Nearly 20 years ago to the day, the Grand Island Town Board faced an impasse on whom to appoint to a vacant council seat similar to the one experienced Monday night.

When the council failed to appoint someone to fill Mary Cooke's seat on the board during Monday's reorganization meeting, it was reminiscent of a similar circumstance on Jan. 6, 1992, when the board deadlocked 2-2 on appointing a council member to replace Councilman James Pax.

Like Cooke, Pax was a council member who ran and won the supervisor's office. Pax's ascension to supervisor in the November 1991 election led to a vacant seat.

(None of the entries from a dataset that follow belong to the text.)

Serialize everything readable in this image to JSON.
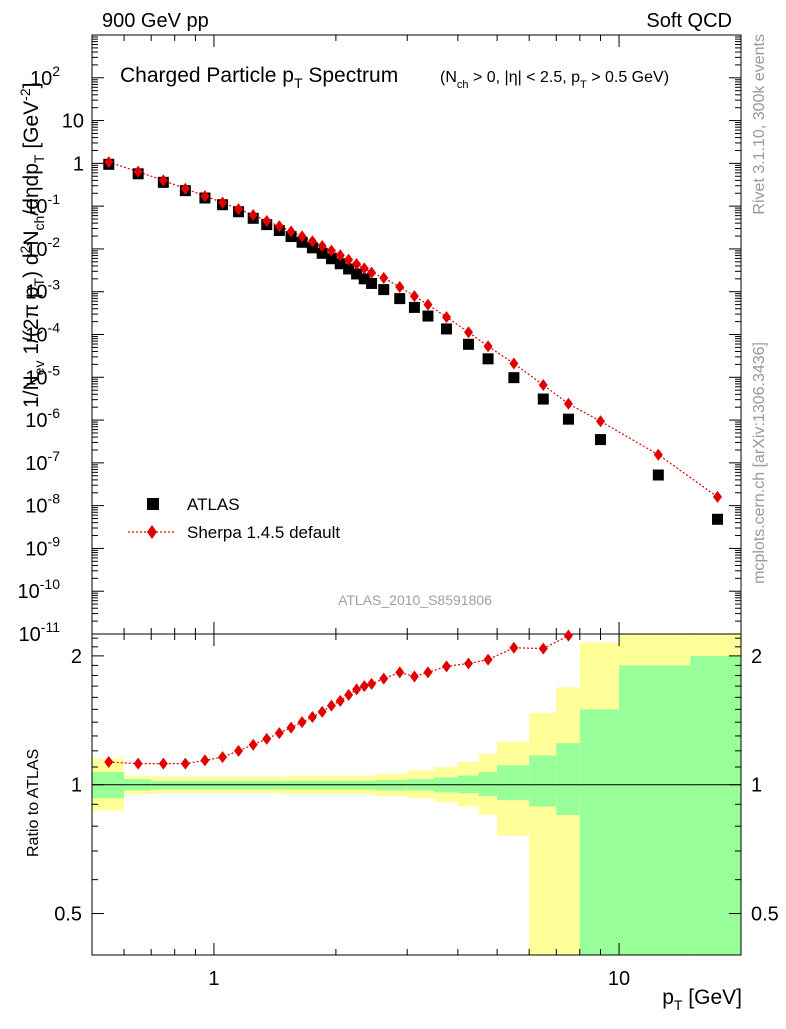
{
  "header": {
    "left": "900 GeV pp",
    "right": "Soft QCD"
  },
  "side_labels": {
    "rivet": "Rivet 3.1.10,  300k events",
    "mcplots": "mcplots.cern.ch [arXiv:1306.3436]"
  },
  "chart_data": {
    "type": "scatter",
    "title_main": "Charged Particle p",
    "title_main_sub": "T",
    "title_main_tail": " Spectrum",
    "title_cuts": {
      "p1": "(N",
      "s1": "ch",
      "p2": " > 0, |η| < 2.5, p",
      "s2": "T",
      "p3": " > 0.5 GeV)"
    },
    "analysis_id": "ATLAS_2010_S8591806",
    "ylabel_parts": {
      "a": "1/N",
      "a_sub": "ev",
      "b": "  1/(2π p",
      "b_sub": "T",
      "c": ")  d",
      "c_sup": "2",
      "d": "N",
      "d_sub": "ch",
      "e": "/dηdp",
      "e_sub": "T",
      "f": " [GeV",
      "f_sup": "-2",
      "g": "]"
    },
    "xlabel": {
      "main": "p",
      "sub": "T",
      "tail": " [GeV]"
    },
    "ratio_ylabel": "Ratio to ATLAS",
    "x_scale": "log",
    "y_scale": "log",
    "xlim": [
      0.5,
      20
    ],
    "ylim": [
      1e-11,
      1000
    ],
    "ratio_ylim": [
      0.4,
      2.25
    ],
    "x_ticks": [
      {
        "value": 1,
        "label": "1"
      },
      {
        "value": 10,
        "label": "10"
      }
    ],
    "y_tick_labels": [
      {
        "exp": -11,
        "label": "10",
        "sup": "-11"
      },
      {
        "exp": -10,
        "label": "10",
        "sup": "-10"
      },
      {
        "exp": -9,
        "label": "10",
        "sup": "-9"
      },
      {
        "exp": -8,
        "label": "10",
        "sup": "-8"
      },
      {
        "exp": -7,
        "label": "10",
        "sup": "-7"
      },
      {
        "exp": -6,
        "label": "10",
        "sup": "-6"
      },
      {
        "exp": -5,
        "label": "10",
        "sup": "-5"
      },
      {
        "exp": -4,
        "label": "10",
        "sup": "-4"
      },
      {
        "exp": -3,
        "label": "10",
        "sup": "-3"
      },
      {
        "exp": -2,
        "label": "10",
        "sup": "-2"
      },
      {
        "exp": -1,
        "label": "10",
        "sup": "-1"
      },
      {
        "exp": 0,
        "label": "1",
        "sup": ""
      },
      {
        "exp": 1,
        "label": "10",
        "sup": ""
      },
      {
        "exp": 2,
        "label": "10",
        "sup": "2"
      }
    ],
    "ratio_ticks": [
      {
        "value": 0.5,
        "label": "0.5"
      },
      {
        "value": 1,
        "label": "1"
      },
      {
        "value": 2,
        "label": "2"
      }
    ],
    "legend_position": "bottom-left",
    "colors": {
      "atlas": "#000000",
      "sherpa": "#e00000",
      "band_inner": "#99ff99",
      "band_outer": "#ffff99"
    },
    "series": [
      {
        "name": "ATLAS",
        "marker": "square",
        "points": [
          [
            0.55,
            0.95
          ],
          [
            0.65,
            0.57
          ],
          [
            0.75,
            0.36
          ],
          [
            0.85,
            0.23
          ],
          [
            0.95,
            0.155
          ],
          [
            1.05,
            0.108
          ],
          [
            1.15,
            0.074
          ],
          [
            1.25,
            0.052
          ],
          [
            1.35,
            0.037
          ],
          [
            1.45,
            0.027
          ],
          [
            1.55,
            0.0195
          ],
          [
            1.65,
            0.0143
          ],
          [
            1.75,
            0.0106
          ],
          [
            1.85,
            0.0079
          ],
          [
            1.95,
            0.0059
          ],
          [
            2.05,
            0.0045
          ],
          [
            2.15,
            0.0034
          ],
          [
            2.25,
            0.0026
          ],
          [
            2.35,
            0.002
          ],
          [
            2.45,
            0.00156
          ],
          [
            2.625,
            0.00112
          ],
          [
            2.875,
            0.00069
          ],
          [
            3.125,
            0.00043
          ],
          [
            3.375,
            0.00027
          ],
          [
            3.75,
            0.000135
          ],
          [
            4.25,
            5.9e-05
          ],
          [
            4.75,
            2.7e-05
          ],
          [
            5.5,
            9.8e-06
          ],
          [
            6.5,
            3.1e-06
          ],
          [
            7.5,
            1.05e-06
          ],
          [
            9.0,
            3.5e-07
          ],
          [
            12.5,
            5.2e-08
          ],
          [
            17.5,
            4.8e-09
          ]
        ]
      },
      {
        "name": "Sherpa 1.4.5 default",
        "marker": "diamond",
        "points": [
          [
            0.55,
            1.07
          ],
          [
            0.65,
            0.64
          ],
          [
            0.75,
            0.4
          ],
          [
            0.85,
            0.255
          ],
          [
            0.95,
            0.172
          ],
          [
            1.05,
            0.121
          ],
          [
            1.15,
            0.085
          ],
          [
            1.25,
            0.062
          ],
          [
            1.35,
            0.045
          ],
          [
            1.45,
            0.034
          ],
          [
            1.55,
            0.0256
          ],
          [
            1.65,
            0.0196
          ],
          [
            1.75,
            0.0151
          ],
          [
            1.85,
            0.0117
          ],
          [
            1.95,
            0.0091
          ],
          [
            2.05,
            0.0071
          ],
          [
            2.15,
            0.0056
          ],
          [
            2.25,
            0.0044
          ],
          [
            2.35,
            0.0035
          ],
          [
            2.45,
            0.0028
          ],
          [
            2.625,
            0.0021
          ],
          [
            2.875,
            0.00129
          ],
          [
            3.125,
            0.00079
          ],
          [
            3.375,
            0.0005
          ],
          [
            3.75,
            0.000255
          ],
          [
            4.25,
            0.000113
          ],
          [
            4.75,
            5.3e-05
          ],
          [
            5.5,
            2.1e-05
          ],
          [
            6.5,
            6.6e-06
          ],
          [
            7.5,
            2.4e-06
          ],
          [
            9.0,
            9.4e-07
          ],
          [
            12.5,
            1.55e-07
          ],
          [
            17.5,
            1.6e-08
          ]
        ]
      }
    ],
    "ratio_points": [
      [
        0.55,
        1.13
      ],
      [
        0.65,
        1.12
      ],
      [
        0.75,
        1.12
      ],
      [
        0.85,
        1.12
      ],
      [
        0.95,
        1.14
      ],
      [
        1.05,
        1.16
      ],
      [
        1.15,
        1.2
      ],
      [
        1.25,
        1.24
      ],
      [
        1.35,
        1.28
      ],
      [
        1.45,
        1.32
      ],
      [
        1.55,
        1.36
      ],
      [
        1.65,
        1.4
      ],
      [
        1.75,
        1.44
      ],
      [
        1.85,
        1.48
      ],
      [
        1.95,
        1.53
      ],
      [
        2.05,
        1.57
      ],
      [
        2.15,
        1.62
      ],
      [
        2.25,
        1.67
      ],
      [
        2.35,
        1.7
      ],
      [
        2.45,
        1.72
      ],
      [
        2.625,
        1.77
      ],
      [
        2.875,
        1.83
      ],
      [
        3.125,
        1.79
      ],
      [
        3.375,
        1.83
      ],
      [
        3.75,
        1.89
      ],
      [
        4.25,
        1.92
      ],
      [
        4.75,
        1.96
      ],
      [
        5.5,
        2.09
      ],
      [
        6.5,
        2.08
      ],
      [
        7.5,
        2.23
      ]
    ],
    "ratio_bands": [
      {
        "x0": 0.5,
        "x1": 0.6,
        "inner": [
          0.93,
          1.07
        ],
        "outer": [
          0.87,
          1.15
        ]
      },
      {
        "x0": 0.6,
        "x1": 0.7,
        "inner": [
          0.97,
          1.03
        ],
        "outer": [
          0.95,
          1.05
        ]
      },
      {
        "x0": 0.7,
        "x1": 1.5,
        "inner": [
          0.975,
          1.02
        ],
        "outer": [
          0.955,
          1.045
        ]
      },
      {
        "x0": 1.5,
        "x1": 2.5,
        "inner": [
          0.975,
          1.02
        ],
        "outer": [
          0.95,
          1.05
        ]
      },
      {
        "x0": 2.5,
        "x1": 3.0,
        "inner": [
          0.97,
          1.025
        ],
        "outer": [
          0.94,
          1.06
        ]
      },
      {
        "x0": 3.0,
        "x1": 3.5,
        "inner": [
          0.97,
          1.03
        ],
        "outer": [
          0.93,
          1.08
        ]
      },
      {
        "x0": 3.5,
        "x1": 4.0,
        "inner": [
          0.96,
          1.04
        ],
        "outer": [
          0.91,
          1.1
        ]
      },
      {
        "x0": 4.0,
        "x1": 4.5,
        "inner": [
          0.955,
          1.05
        ],
        "outer": [
          0.89,
          1.13
        ]
      },
      {
        "x0": 4.5,
        "x1": 5.0,
        "inner": [
          0.94,
          1.07
        ],
        "outer": [
          0.85,
          1.18
        ]
      },
      {
        "x0": 5.0,
        "x1": 6.0,
        "inner": [
          0.92,
          1.11
        ],
        "outer": [
          0.76,
          1.26
        ]
      },
      {
        "x0": 6.0,
        "x1": 7.0,
        "inner": [
          0.89,
          1.17
        ],
        "outer": [
          0.4,
          1.47
        ]
      },
      {
        "x0": 7.0,
        "x1": 8.0,
        "inner": [
          0.85,
          1.25
        ],
        "outer": [
          0.4,
          1.69
        ]
      },
      {
        "x0": 8.0,
        "x1": 10.0,
        "inner": [
          0.4,
          1.5
        ],
        "outer": [
          0.4,
          2.15
        ]
      },
      {
        "x0": 10.0,
        "x1": 15.0,
        "inner": [
          0.4,
          1.9
        ],
        "outer": [
          0.4,
          2.25
        ]
      },
      {
        "x0": 15.0,
        "x1": 20.0,
        "inner": [
          0.4,
          2.0
        ],
        "outer": [
          0.4,
          2.25
        ]
      }
    ]
  }
}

In the first meeting of the year, the four-member board of Republicans Pax and Jim Sharpe and Democrats Marion Fabiano and Gail Lazenby deadlocked 2-2 on seven separate votes to fill the seat, each time voting along party lines. Pax and Sharpe moved to appoint Republicans Robert Swan, Cooke and LaVerne Luther. Fabiano and Lazenby moved to appoint Democrats Paul Klock, John Kennell, Thomas Butler and Lynn Daniels.

The board dropped the matter and went the entire year with four members. The issue wasn't decided until November 1992, when Klock beat Cooke in the general election for a one-year term. The next year, Sharpe and Cooke were elected, defeating Klock and Peter McKee in a four-way race for two seats.